Recuerdo a Belén Muñoz Rojas diciéndonos a sus compañeros de la universidad que su abuelo acababa de ganar el Premio Nacional de Poesía con un libro que llevaba por título Objetos perdidos. Yo no había oído hablar nunca del autor de Las musarañas, y las palabras de su nieta me hacían pensar en él antes como abuelo que como poeta. ¡Quién me iba a decir a mí que iba a llegar a amar de tal forma los libros de José Antonio Muñoz Rojas!


martes, 18 de marzo de 2025

Hace mucho, mucho tiempo


En el ensayo “Sobre los cuentos de hadas”, J. R. R. Tolkien recuerda el cuento “El arbusto de enebro”, de los hermanos Grimm, que leyó por primera vez siendo niño, y que comienza con las preceptivas palabras rituales con las que comienzan no pocas historias: “Hace mucho, mucho tiempo”. Tolkien confiesa que la belleza y horror de dicho cuento le han acompañado desde la niñez, pero, también, que “el aroma de ese cuento que más particularmente se ha demorado en [sus] recuerdos no es la belleza ni el horror, sino la distancia y [el] abismo enorme de tiempo” a que aluden dichas primeras palabras. Para explicar el efecto que dicho cuento provocó en él, Tolkien aduce que “la antigüedad ofrece en sí misma cierta atracción” (y que historias como “El arbusto de enebro” “abren una puerta a Otro Tiempo, y si la cruzamos, aunque sólo sea por un instante, nos quedamos fuera de nuestra propia época, acaso fuera del Tiempo mismo”).

Las historias sucedidas hace mucho, mucho tiempo, al igual que los objetos antiguos, poseen de por sí una belleza especial, y están rodeadas de un aura que puede ser definida con las palabras que utilizó Walter Benjamin en su ya clásico ensayo “La obra de arte en la época de su reproductibilidad técnica”: “¿Qué es el aura propiamente hablando?”, se preguntaba Walter Benjamin. A lo que respondía: “la aparición irrepetible de una lejanía”. Siguiendo con Walter Benjamin, podemos decir que las historias sucedidas hace mucho, mucho tiempo tienen un “modo áurico de existencia” (que, por lo demás, “nunca queda del todo desligado de su función ritual”). En la memoria de Tolkien, el cuento “El arbusto de enebro” estaba envuelto en un aura, ligada no sólo al carácter ritual que tienen todos los cuentos infantiles, que se pone de manifiesto en la necesidad de su literalidad, sino también a la aparición de una lejanía temporal, de un abismo enorme de tiempo, provocada por las preceptivas palabras rituales con las que comienza la historia: “Hace mucho, mucho tiempo”.


lunes, 3 de marzo de 2025

Las cosas del campo


En Echar raíces, Simone Weil sostiene que “el orden” es “la primera necesidad del alma humana”, y que amamos la belleza del mundo porque en él “una infinidad de acciones mecánicas independientes concurren para constituir un orden que permanece fijo a través de la variación”. Asimismo , explica que la belleza (también, por supuesto, la de las auténticas obras de arte) implica siempre las ideas de orden, variación y equilibrio, a imagen y semejanza de lo que ocurre en el universo (la primera obra de arte, o la obra arte por antonomasia), donde “innumerables fuerzas [...] se combinan en equilibrio y concurren en una unidad en virtud de algo que no comprendemos, pero que amamos, y a lo que llamamos belleza”. De todo ello se sigue que la belleza no es una convención, sino que es eterna, porque no se puede modificar a voluntad, sino que responde a una necesidad eterna del alma, y que en el amor a la belleza se trasluce el amor al bien que “arde perpetuamente dentro de nosotros”.

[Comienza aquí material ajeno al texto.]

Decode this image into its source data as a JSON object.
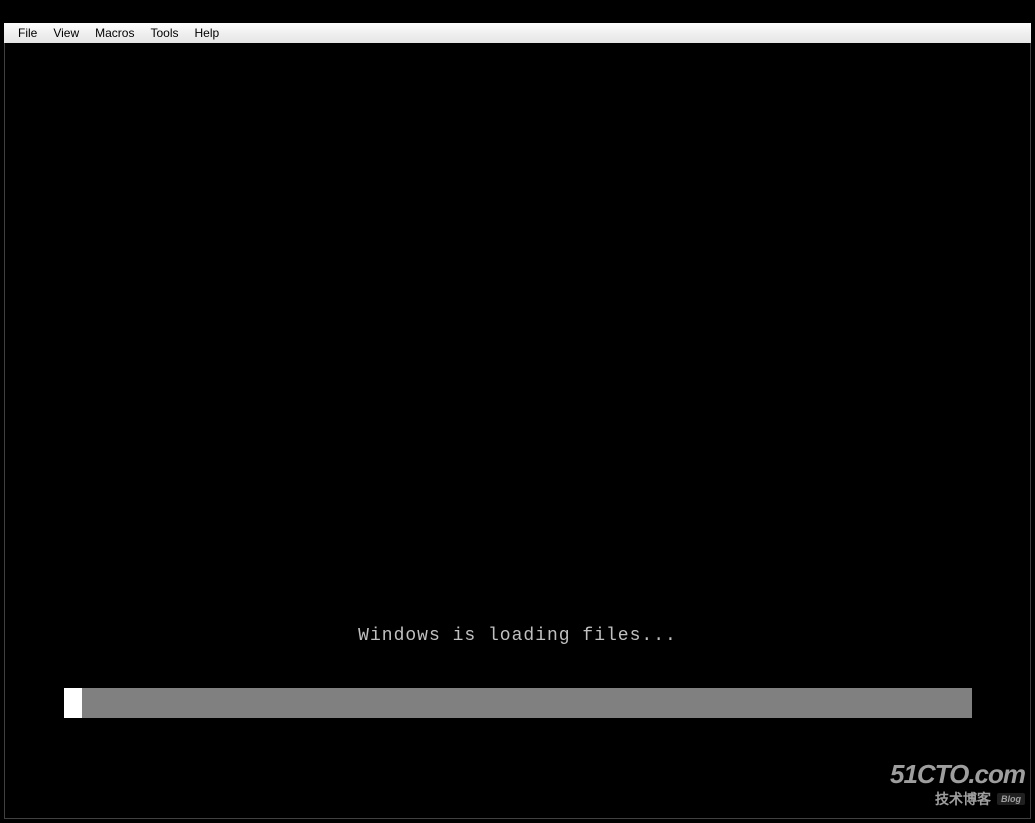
{
  "menu": {
    "items": [
      {
        "label": "File"
      },
      {
        "label": "View"
      },
      {
        "label": "Macros"
      },
      {
        "label": "Tools"
      },
      {
        "label": "Help"
      }
    ]
  },
  "boot": {
    "loading_text": "Windows is loading files...",
    "progress_percent": 2
  },
  "watermark": {
    "main": "51CTO.com",
    "sub": "技术博客",
    "badge": "Blog"
  }
}
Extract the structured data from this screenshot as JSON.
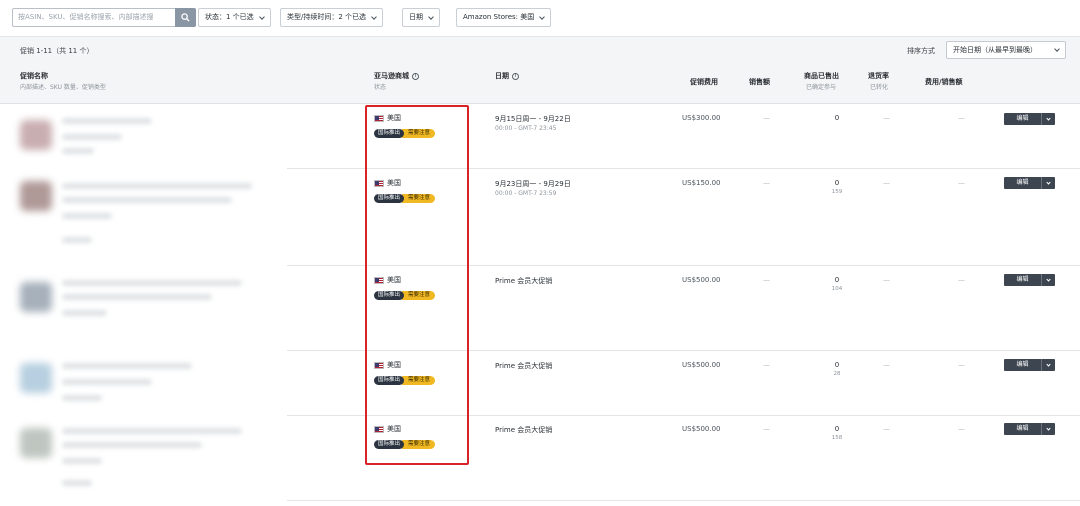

La belleza de Las cosas del campo, de José Antonio Muñoz Rojas, es la belleza de una sinfonía llena de misterio, en la que las gentes son parte de la tierra misma, en la que todo gira siguiendo un orden, en la que vuelve la primavera como vuelven los abejarucos, en la que la variedad contribuye a la belleza (“que por variar es hermoso el mundo”), en la que las cosas alcanzan su plenitud, en la que todo se estremece en su momento justo. El campo es “una inmensa caja de secretos” que hay que saber ver, un gran corazón que palpita acompasado con el corazón del hombre, un agua que sacia la sed que “arde perpetuamente dentro de nosotros”, pero que impulsa más allá, porque en su belleza hay también “una llamada eterna a la belleza”.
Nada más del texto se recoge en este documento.